Dava tarihi itibariyle uygulanması gereken 6502 Sayılı Kanun’un 3. maddesinde “ı) Sağlayıcı: Kamu tüzel kişileri de dâhil olmak üzere ticari veya mesleki amaçlarla tüketiciye hizmet sunan ya da hizmet sunanın adına ya da hesabına hareket eden gerçek veya tüzel kişiyi,
i)Satıcı: Kamu tüzel kişileri de dâhil olmak üzere ticari veya mesleki amaçlarla tüketiciye mal sunan ya da mal sunanın adına ya da hesabına hareket eden gerçek veya tüzel kişiyi,
k)Tüketici: Ticari veya mesleki olmayan amaçlarla hareket eden gerçek veya tüzel kişiyi,
l)Tüketici işlemi: Mal veya hizmet piyasalarında kamu tüzel kişileri de dâhil olmak üzere ticari veya mesleki amaçlarla hareket eden veya onun adına ya da hesabına hareket eden gerçek veya tüzel kişiler ile tüketiciler arasında kurulan, eser, taşıma, simsarlık, sigorta, vekâlet, bankacılık ve benzeri sözleşmeler de dâhil olmak üzere her türlü sözleşme ve hukuki işlemi,” ifade eder hükmü ile,
73. maddesinde “Tüketici işlemleri ile tüketiciye yönelik uygulamalardan doğabilecek uyuşmazlıklara ilişkin davalarda tüketici mahkemeleri görevlidir.” hükmü bulunmaktadır.

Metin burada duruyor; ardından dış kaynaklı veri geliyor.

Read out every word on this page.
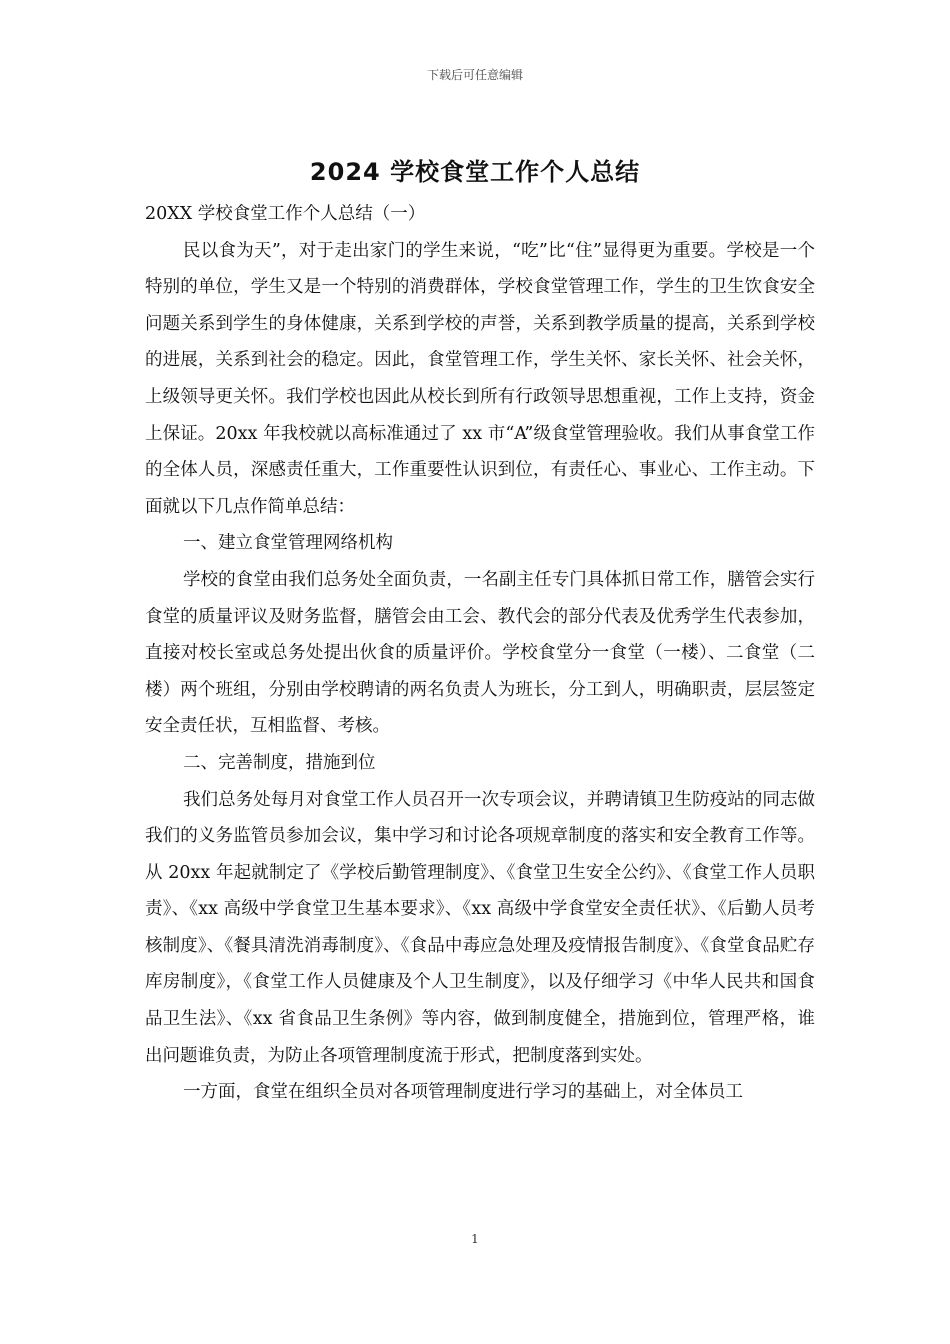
下载后可任意编辑
2024 学校食堂工作个人总结

20XX 学校食堂工作个人总结（一）

民以食为天”，对于走出家门的学生来说，“吃”比“住”显得更为重要。学校是一个特别的单位，学生又是一个特别的消费群体，学校食堂管理工作，学生的卫生饮食安全问题关系到学生的身体健康，关系到学校的声誉，关系到教学质量的提高，关系到学校的进展，关系到社会的稳定。因此，食堂管理工作，学生关怀、家长关怀、社会关怀，上级领导更关怀。我们学校也因此从校长到所有行政领导思想重视，工作上支持，资金上保证。20xx 年我校就以高标准通过了 xx 市“A”级食堂管理验收。我们从事食堂工作的全体人员，深感责任重大，工作重要性认识到位，有责任心、事业心、工作主动。下面就以下几点作简单总结：

一、建立食堂管理网络机构

学校的食堂由我们总务处全面负责，一名副主任专门具体抓日常工作，膳管会实行食堂的质量评议及财务监督，膳管会由工会、教代会的部分代表及优秀学生代表参加，直接对校长室或总务处提出伙食的质量评价。学校食堂分一食堂（一楼）、二食堂（二楼）两个班组，分别由学校聘请的两名负责人为班长，分工到人，明确职责，层层签定安全责任状，互相监督、考核。

二、完善制度，措施到位

我们总务处每月对食堂工作人员召开一次专项会议，并聘请镇卫生防疫站的同志做我们的义务监管员参加会议，集中学习和讨论各项规章制度的落实和安全教育工作等。从 20xx 年起就制定了《学校后勤管理制度》、《食堂卫生安全公约》、《食堂工作人员职责》、《xx 高级中学食堂卫生基本要求》、《xx 高级中学食堂安全责任状》、《后勤人员考核制度》、《餐具清洗消毒制度》、《食品中毒应急处理及疫情报告制度》、《食堂食品贮存库房制度》，《食堂工作人员健康及个人卫生制度》，以及仔细学习《中华人民共和国食品卫生法》、《xx 省食品卫生条例》等内容，做到制度健全，措施到位，管理严格，谁出问题谁负责，为防止各项管理制度流于形式，把制度落到实处。

一方面，食堂在组织全员对各项管理制度进行学习的基础上，对全体员工

1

Eldeki dava, taraflar arasında imzalanmış olan taşınmaz satış sözleşmesine dayalı olarak açılmıştır. Davacı müteahhit tarafından inşa edilen binadan bir adet bağımsız bölüm satın alan davalıların 6502 Sayılı Kanun gereğince tüketici sıfatı taşıdığı, davacı ile davalı arasındaki işlemin tüketici işlemi niteliğinde olduğu gözetildiğinde, davaya bakma görevinin 6502 Sayılı Kanun’un 73. maddesi gereğince Tüketici Mahkemesine ait olduğunun kabulü gerekmektedir.

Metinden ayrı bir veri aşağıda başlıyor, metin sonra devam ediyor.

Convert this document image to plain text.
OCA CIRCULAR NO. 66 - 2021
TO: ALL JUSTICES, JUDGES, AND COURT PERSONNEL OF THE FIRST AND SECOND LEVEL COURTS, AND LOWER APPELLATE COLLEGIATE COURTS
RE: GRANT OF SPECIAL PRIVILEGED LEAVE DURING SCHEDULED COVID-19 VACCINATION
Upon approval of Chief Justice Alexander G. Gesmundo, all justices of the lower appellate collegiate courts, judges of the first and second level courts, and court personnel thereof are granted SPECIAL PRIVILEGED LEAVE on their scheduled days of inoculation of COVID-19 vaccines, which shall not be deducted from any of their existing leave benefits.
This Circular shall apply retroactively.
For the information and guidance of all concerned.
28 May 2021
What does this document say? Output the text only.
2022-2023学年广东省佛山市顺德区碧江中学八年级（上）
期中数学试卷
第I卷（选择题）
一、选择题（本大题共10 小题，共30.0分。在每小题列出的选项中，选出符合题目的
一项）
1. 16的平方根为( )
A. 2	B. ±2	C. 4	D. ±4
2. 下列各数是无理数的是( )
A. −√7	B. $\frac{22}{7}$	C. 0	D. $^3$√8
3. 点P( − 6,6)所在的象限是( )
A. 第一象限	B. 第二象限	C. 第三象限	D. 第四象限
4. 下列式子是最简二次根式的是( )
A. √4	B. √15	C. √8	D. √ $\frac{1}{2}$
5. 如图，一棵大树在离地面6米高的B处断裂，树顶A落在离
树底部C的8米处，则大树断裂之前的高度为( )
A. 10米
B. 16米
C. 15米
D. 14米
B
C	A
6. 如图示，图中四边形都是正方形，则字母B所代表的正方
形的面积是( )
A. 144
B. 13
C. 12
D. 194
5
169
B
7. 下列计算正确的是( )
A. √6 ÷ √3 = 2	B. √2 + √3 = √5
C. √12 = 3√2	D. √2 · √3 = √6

Görev hususu kamu düzenine ilişkin olduğu gibi, HMK’nın 114. maddesine göre aynı zamanda dava şartıdır ve taraflar ileri sürmese dahi yargılamanın her aşamasında re’sen gözetilir.
Mahkemece, 6502 Sayılı Kanun gereğince Asliye Ticaret Mahkemesinin görevli olmadığı, Tüketici Mahkemesinin görevli olduğu eldeki davada, bu hususun göz ardı edilmesi suretiyle davanın esası hakkında karar verilmesinde isabet bulunmamıştır.

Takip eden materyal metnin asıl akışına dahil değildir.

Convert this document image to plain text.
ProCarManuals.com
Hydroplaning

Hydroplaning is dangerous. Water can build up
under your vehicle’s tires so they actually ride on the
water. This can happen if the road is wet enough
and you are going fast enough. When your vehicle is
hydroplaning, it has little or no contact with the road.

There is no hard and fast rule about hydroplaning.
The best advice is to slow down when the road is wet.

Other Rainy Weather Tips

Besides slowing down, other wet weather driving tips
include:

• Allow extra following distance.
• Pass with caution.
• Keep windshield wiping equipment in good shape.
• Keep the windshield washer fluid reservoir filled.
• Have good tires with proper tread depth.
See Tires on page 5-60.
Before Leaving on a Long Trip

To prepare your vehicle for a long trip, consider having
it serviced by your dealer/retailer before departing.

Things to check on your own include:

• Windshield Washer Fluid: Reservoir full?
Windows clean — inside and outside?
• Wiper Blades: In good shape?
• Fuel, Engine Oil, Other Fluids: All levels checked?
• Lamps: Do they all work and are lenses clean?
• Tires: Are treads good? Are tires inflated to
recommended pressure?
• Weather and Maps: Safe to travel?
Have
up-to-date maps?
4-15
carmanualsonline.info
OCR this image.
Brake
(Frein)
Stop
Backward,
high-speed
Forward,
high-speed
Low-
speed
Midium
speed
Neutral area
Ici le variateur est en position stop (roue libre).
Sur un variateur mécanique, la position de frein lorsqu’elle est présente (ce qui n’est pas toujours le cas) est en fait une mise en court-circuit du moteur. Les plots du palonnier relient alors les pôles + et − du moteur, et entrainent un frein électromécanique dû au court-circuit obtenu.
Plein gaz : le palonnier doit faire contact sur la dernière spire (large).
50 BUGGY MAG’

Yukarıda açıklanan nedenlerle ve HMK’nun 355. maddesi gereğince, kamu düzeni ve istinaf dilekçesinde belirtilen sebepler kapsamında yapılan inceleme neticesinde; HMK’nın 353/1-a.3 maddesinde öngörülen şartların gerçekleştiği anlaşıldığından, davalıların istinaf talebinin görevli mahkemenin tespiti yönünden kabulüne ve kamu düzeni de gözetilerek ilk derece mahkemesi kararının kaldırılmasına karar verilmiştir.
HÜKÜM :
Gerekçesi ve ayrıntıları yukarıda açıklandığı üzere;
1-Davalıların istinaf talebinin KABULÜNE,
2-Ankara 6. Asliye Ticaret Mahkemesi’nin 03/06/2021 tarih ve… Karar sayılı ilamının KALDIRILMASINA,
3-Dava dosyasının yeniden yargılama yapılmak üzere mahkemesine iadesine,
4-Davalılardan alınan 1.556,78-TL istinaf karar harcının talep halinde davalılara iadesine,
5-Davalılar tarafından yapılan 23,50-TL istinaf yargılama giderlerinin davacıdan alınarak davalılara verilmesine,
6-Davacı tarafından yapılan istinaf yargılama giderlerinin üzerinde bırakılmasına,
7-Dairemizce verilen kararın ilk derece mahkemesince taraflara tebliğine,
Dava dosyası üzerinden yapılan inceleme sonucunda, HMK’nın 353/1-a-3 maddesi gereğince, kesin olmak üzere, 21/12/2021 tarihinde oybirliği ile karar verildi.